Por um caminho ou por outro, as elevações dos preços internacionais de commodities levam a uma expansão da formação bruta de capital fixo. Se no gráfico substituirmos as taxas anuais de variação do PIB pelas taxas anuais de variação da formação bruta de capital fixo, veremos reproduzido o mesmo padrão de elevada correlação positiva, com os testes de causalidade mostrando que neste caso também são os preços de commodities que causam variações nos investimentos, e não o contrário.
Diante desses dados, não poderia haver nenhuma surpresa quanto à desaceleração da economia em 2012 e 2013: ela se deve em parte aos desestímulos vindos da queda dos preços internacionais de commodities. Em um passado não muito distante, o Brasil tinha seu crescimento impulsionado pelo crescimento da China, que expandia a demanda de commodities elevando seus preços. Agora, a desaceleração do crescimento na China contribui significativamente para a desaceleração do crescimento no Brasil.

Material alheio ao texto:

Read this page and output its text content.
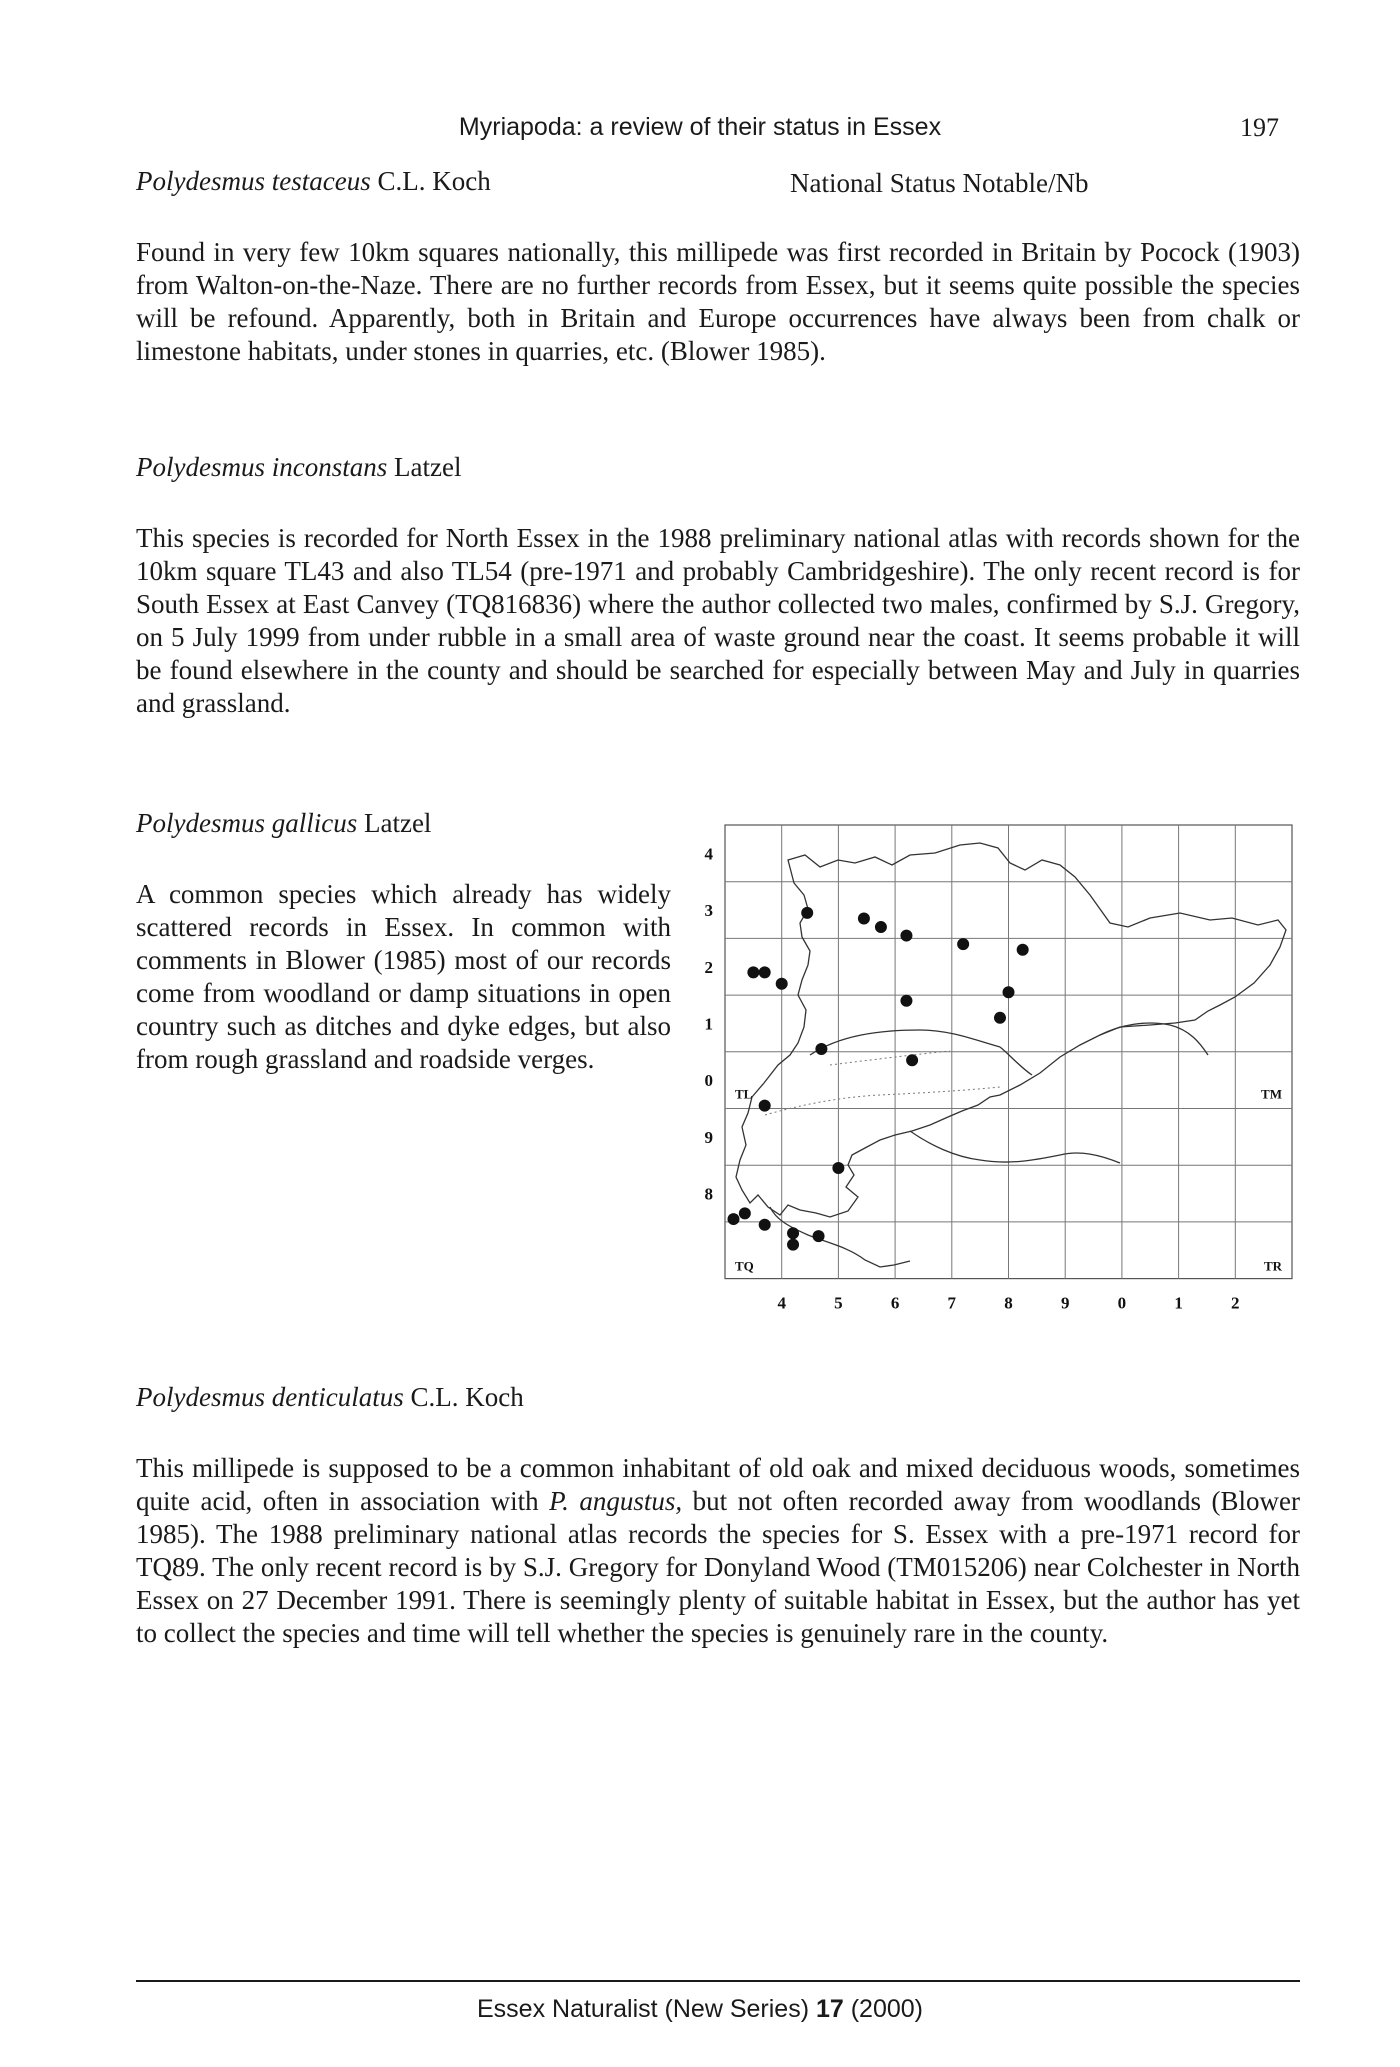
Myriapoda: a review of their status in Essex	197
Polydesmus testaceus C.L. Koch	National Status Notable/Nb
Found in very few 10km squares nationally, this millipede was first recorded in Britain by Pocock (1903) from Walton-on-the-Naze. There are no further records from Essex, but it seems quite possible the species will be refound. Apparently, both in Britain and Europe occurrences have always been from chalk or limestone habitats, under stones in quarries, etc. (Blower 1985).
Polydesmus inconstans Latzel
This species is recorded for North Essex in the 1988 preliminary national atlas with records shown for the 10km square TL43 and also TL54 (pre-1971 and probably Cambridgeshire). The only recent record is for South Essex at East Canvey (TQ816836) where the author collected two males, confirmed by S.J. Gregory, on 5 July 1999 from under rubble in a small area of waste ground near the coast. It seems probable it will be found elsewhere in the county and should be searched for especially between May and July in quarries and grassland.
Polydesmus gallicus Latzel
A common species which already has widely scattered records in Essex. In common with comments in Blower (1985) most of our records come from woodland or damp situations in open country such as ditches and dyke edges, but also from rough grassland and roadside verges.
4
3
2
1
0
9
8
4	5	6	7	8	9	0	1	2
TL	TM
TQ	TR
Polydesmus denticulatus C.L. Koch
This millipede is supposed to be a common inhabitant of old oak and mixed deciduous woods, sometimes quite acid, often in association with P. angustus, but not often recorded away from woodlands (Blower 1985). The 1988 preliminary national atlas records the species for S. Essex with a pre-1971 record for TQ89. The only recent record is by S.J. Gregory for Donyland Wood (TM015206) near Colchester in North Essex on 27 December 1991. There is seemingly plenty of suitable habitat in Essex, but the author has yet to collect the species and time will tell whether the species is genuinely rare in the county.
Essex Naturalist (New Series) 17 (2000)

A queda dos investimentos reduz o crescimento do PIB potencial, e nesse sentido a desaceleração ocorrida nos últimos anos é um fenômeno ligado à oferta, e não à demanda. Porém, desde a resposta à recessão de 2008/2009, todas as ações do governo estão voltadas apenas ao estímulo da demanda. Foi no pressuposto de que "a demanda cria a sua própria oferta", que o governo forçou uma queda exagerada da taxa de juros a partir de 2011, e que provocou acentuada expansão fiscal em 2012 e 2013, elevando a demanda sem o correspondente estímulo à produção, aumentando a inflação e o déficit em contas correntes. A queda da taxa de juros não foi capaz de libertar o "espírito animal" dos empresários, porque este estava acorrentado pelo desestímulo vindo do final da bonança externa. A insistência em ampliar a demanda levou a uma situação de pleno emprego, que elevou os salários e o custo unitário do trabalho na indústria, impedindo-a de crescer, mas, em contrapartida, o crescimento dos salários acentuou a inflação.
Resta, apenas, comemorar uma consequência da valorização do dólar; da queda dos ingressos de capitais e das relações de troca, que é a depreciação cambial. Com ela, uma parte da competitividade perdida pela indústria poderá ser recuperada, elevando os seus lucros e favorecendo o aumento dos investimentos. Mas, para que a competitividade seja recomposta, é preciso que a depreciação do câmbio nominal influencie predominantemente o câmbio real, e não simplesmente o aumento da inflação.
Isto requer que a depreciação do câmbio nominal seja seguida da austeridade nas políticas fiscal e monetária, e na medida em que o governo continuar tímido no uso do instrumento fiscal, a carga terá de ser suportada pela taxa de juros. A recusa em seguir este caminho trará como consequência uma inflação persistentemente mais elevada e crescimento econômico medíocre.